Saya membagi kidung Maria dalam 3 bagian yaitu kesadaran Maria akan belas kasih Allah (46-49) tindakan Allah dalam dunia (51-53) dan dasar tindakan Allah (54-55). Maria adalah kaum anawim atau kaum miskin Israel. Mereka adalah kaum yang tidak mempunyai jaminan sosial, yang harus bekerja keras untuk mendapatkan sesuap nasi yang hanya cukup dimakan hari itu, yang buta hukum sehingga ditindas oleh penguasa, yang sering disingkirkan dan tidak diperhitungkan. Mereka adalah buruh kasar, petani, nelayan dan kaum miskin lainnya. Mereka mengharap terciptanya dunia yang adil dan sejahtera. Harapan ini diletakkan pada Allah, sebab tidak mungkin berharap pada para penguasa yang lebih mementingkan dirinya sendiri dan menikmati kedudukannya.

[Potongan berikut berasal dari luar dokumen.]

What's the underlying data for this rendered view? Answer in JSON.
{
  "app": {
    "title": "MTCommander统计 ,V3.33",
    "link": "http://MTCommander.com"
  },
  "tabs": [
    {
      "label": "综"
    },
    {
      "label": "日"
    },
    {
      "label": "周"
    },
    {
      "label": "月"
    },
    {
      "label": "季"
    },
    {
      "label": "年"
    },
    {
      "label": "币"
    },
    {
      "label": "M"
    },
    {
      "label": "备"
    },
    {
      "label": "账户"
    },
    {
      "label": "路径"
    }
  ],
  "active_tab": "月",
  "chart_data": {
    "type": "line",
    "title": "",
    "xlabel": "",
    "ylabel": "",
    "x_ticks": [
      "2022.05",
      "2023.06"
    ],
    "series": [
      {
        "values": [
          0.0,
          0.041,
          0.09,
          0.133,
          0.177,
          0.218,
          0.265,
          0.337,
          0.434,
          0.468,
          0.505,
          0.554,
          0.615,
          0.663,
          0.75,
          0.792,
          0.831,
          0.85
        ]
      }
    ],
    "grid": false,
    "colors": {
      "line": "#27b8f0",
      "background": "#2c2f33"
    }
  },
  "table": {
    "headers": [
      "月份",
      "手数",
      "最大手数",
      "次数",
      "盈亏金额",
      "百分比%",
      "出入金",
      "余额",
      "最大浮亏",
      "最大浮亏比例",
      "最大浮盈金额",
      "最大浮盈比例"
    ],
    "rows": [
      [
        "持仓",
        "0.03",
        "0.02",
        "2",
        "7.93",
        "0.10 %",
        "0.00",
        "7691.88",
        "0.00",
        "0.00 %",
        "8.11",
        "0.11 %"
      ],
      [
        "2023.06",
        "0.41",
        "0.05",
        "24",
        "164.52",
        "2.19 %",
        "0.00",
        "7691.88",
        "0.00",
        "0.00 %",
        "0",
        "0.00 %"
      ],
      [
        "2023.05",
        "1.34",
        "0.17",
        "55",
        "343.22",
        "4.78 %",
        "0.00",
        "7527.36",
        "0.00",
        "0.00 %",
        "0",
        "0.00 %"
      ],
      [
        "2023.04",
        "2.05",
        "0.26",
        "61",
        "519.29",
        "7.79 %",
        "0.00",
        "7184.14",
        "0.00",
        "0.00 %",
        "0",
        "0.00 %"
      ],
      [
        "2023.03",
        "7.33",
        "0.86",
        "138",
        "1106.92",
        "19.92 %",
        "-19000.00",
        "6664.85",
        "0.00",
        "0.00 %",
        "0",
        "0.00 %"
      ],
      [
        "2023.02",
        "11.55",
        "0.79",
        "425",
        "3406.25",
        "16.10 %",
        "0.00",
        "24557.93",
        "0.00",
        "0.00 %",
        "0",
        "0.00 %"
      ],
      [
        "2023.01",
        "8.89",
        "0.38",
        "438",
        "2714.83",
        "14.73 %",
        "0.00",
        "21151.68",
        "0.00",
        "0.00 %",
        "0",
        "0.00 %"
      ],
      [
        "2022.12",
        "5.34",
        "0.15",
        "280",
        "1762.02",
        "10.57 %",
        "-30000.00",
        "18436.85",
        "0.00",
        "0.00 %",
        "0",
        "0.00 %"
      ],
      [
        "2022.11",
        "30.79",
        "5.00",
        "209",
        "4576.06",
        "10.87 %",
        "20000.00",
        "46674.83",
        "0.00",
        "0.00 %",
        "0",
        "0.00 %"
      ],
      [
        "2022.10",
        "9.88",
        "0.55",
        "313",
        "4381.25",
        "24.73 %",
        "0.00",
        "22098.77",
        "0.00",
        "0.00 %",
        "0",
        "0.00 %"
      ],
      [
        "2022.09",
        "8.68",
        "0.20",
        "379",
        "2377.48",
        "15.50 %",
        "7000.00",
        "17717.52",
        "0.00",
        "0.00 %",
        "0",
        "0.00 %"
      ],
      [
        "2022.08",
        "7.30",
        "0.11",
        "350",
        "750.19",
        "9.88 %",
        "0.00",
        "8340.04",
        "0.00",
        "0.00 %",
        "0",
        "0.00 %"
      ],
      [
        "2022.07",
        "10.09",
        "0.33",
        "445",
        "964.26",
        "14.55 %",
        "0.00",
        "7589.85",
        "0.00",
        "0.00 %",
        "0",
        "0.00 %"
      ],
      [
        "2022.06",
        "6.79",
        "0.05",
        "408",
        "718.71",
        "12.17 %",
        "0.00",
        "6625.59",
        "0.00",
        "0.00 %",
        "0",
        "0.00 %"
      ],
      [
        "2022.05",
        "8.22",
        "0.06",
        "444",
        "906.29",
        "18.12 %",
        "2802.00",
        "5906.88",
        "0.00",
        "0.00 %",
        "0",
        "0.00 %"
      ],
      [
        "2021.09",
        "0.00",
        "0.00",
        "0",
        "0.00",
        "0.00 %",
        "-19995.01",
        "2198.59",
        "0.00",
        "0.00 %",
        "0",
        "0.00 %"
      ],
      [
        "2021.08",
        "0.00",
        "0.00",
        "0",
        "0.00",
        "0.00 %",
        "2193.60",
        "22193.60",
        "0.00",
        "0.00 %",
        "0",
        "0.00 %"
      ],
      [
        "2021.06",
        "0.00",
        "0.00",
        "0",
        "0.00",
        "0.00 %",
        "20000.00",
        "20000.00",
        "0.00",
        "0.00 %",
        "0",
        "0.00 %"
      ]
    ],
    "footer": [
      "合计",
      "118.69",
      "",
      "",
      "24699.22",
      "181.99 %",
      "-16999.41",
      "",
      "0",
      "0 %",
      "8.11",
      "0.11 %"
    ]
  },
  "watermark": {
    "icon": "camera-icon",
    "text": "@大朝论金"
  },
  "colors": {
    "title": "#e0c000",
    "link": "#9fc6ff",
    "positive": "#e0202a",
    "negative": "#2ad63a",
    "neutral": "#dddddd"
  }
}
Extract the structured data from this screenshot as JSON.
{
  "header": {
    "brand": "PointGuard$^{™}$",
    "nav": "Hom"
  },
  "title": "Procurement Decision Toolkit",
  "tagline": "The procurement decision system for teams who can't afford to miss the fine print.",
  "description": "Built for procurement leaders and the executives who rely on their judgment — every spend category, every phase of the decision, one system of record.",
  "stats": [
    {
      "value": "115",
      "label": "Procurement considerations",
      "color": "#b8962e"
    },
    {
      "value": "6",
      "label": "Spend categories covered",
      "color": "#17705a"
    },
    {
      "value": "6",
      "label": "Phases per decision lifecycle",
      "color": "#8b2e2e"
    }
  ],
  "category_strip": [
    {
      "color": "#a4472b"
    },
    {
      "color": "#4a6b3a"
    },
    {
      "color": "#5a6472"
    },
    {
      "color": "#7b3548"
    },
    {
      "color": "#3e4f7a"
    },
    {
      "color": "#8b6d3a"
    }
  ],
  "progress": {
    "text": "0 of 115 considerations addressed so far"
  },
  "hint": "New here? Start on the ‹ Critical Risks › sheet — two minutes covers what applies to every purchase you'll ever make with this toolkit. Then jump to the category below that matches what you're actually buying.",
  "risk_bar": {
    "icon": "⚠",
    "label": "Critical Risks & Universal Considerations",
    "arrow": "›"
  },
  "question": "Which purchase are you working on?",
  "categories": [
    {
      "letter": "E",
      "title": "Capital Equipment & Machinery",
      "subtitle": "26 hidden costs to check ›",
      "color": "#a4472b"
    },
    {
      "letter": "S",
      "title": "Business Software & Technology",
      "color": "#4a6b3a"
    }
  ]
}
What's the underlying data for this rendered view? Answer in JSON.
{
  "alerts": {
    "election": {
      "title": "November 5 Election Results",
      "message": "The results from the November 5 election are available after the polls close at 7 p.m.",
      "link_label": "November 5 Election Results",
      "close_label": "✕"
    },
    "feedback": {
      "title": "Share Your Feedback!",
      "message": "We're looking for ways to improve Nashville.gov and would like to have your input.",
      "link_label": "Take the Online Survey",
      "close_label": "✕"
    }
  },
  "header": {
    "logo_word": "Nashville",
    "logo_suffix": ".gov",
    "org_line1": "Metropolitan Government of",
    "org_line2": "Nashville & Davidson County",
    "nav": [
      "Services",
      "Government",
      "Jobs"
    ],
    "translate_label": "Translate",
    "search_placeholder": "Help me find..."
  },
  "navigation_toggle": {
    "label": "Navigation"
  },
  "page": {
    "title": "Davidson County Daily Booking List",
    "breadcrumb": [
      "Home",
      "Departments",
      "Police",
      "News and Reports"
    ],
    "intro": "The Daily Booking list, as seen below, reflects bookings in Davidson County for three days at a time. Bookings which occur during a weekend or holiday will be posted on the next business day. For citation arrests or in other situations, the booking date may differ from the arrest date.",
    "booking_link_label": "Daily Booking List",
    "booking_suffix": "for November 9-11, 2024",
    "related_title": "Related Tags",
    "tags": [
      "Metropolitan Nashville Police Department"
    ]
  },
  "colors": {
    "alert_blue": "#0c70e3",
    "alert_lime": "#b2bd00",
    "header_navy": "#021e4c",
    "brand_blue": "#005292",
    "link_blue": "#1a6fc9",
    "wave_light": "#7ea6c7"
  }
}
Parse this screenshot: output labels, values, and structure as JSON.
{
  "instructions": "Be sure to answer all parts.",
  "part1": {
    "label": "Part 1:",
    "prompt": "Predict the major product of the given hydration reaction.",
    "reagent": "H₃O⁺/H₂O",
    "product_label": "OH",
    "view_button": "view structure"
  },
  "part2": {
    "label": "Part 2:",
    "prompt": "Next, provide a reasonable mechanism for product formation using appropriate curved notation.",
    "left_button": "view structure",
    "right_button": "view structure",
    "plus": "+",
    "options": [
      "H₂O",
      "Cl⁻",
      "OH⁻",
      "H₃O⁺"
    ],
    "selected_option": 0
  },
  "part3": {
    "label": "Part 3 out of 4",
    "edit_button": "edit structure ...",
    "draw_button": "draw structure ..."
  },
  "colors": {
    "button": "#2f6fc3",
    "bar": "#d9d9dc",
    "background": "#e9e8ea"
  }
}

Pewartaan malaekat bahwa Maria akan mengandung Yesus (dari kata Yehoshua yang berarti Allah penyelamat) yang akan menjadi raja selama-lamanya bagi keturunan Yakub membuatnya suka cita sebab harapan akan dunia yang adil dan sejahtera akan segera terwujud. Dalam dunia baru kaum anawim akan memperoleh kedudukan yang selama ini hanya dapat diimpikan. Tata dunia yang ada akan dijungkirbalikkan. Kidung Maria adalah seruan revolusi, tapi bukan seperti revolusi yang terjadi di Rusia, dimana kaum proletar berontak terhadap kaum borjuis dan membangun kekuasaan rakyat. Maria tidak berbicara soal kekuasaan tapi pemuliaan (exalted) kaum miskin. Kaum anawim yang selama ini tidak dihargai martabatnya sebagai manusia akan mendapat tempat yang mulia. Pemiskinan dan penindasan manusia disebabkan adanya orang yang congkak. Orang yang merasa dirinya diatas sesamanya bahkan hukum yang dibuatnya. Mereka akan dicerai beraikan, sebab bila mereka bersatu maka penindasan semkain kuat. Mereka akan membuat hukum yang menguntungkan dirinya atau kelompoknya. Mereka mengatur hukum dan kebijakan bukan demi kebaikan bersama.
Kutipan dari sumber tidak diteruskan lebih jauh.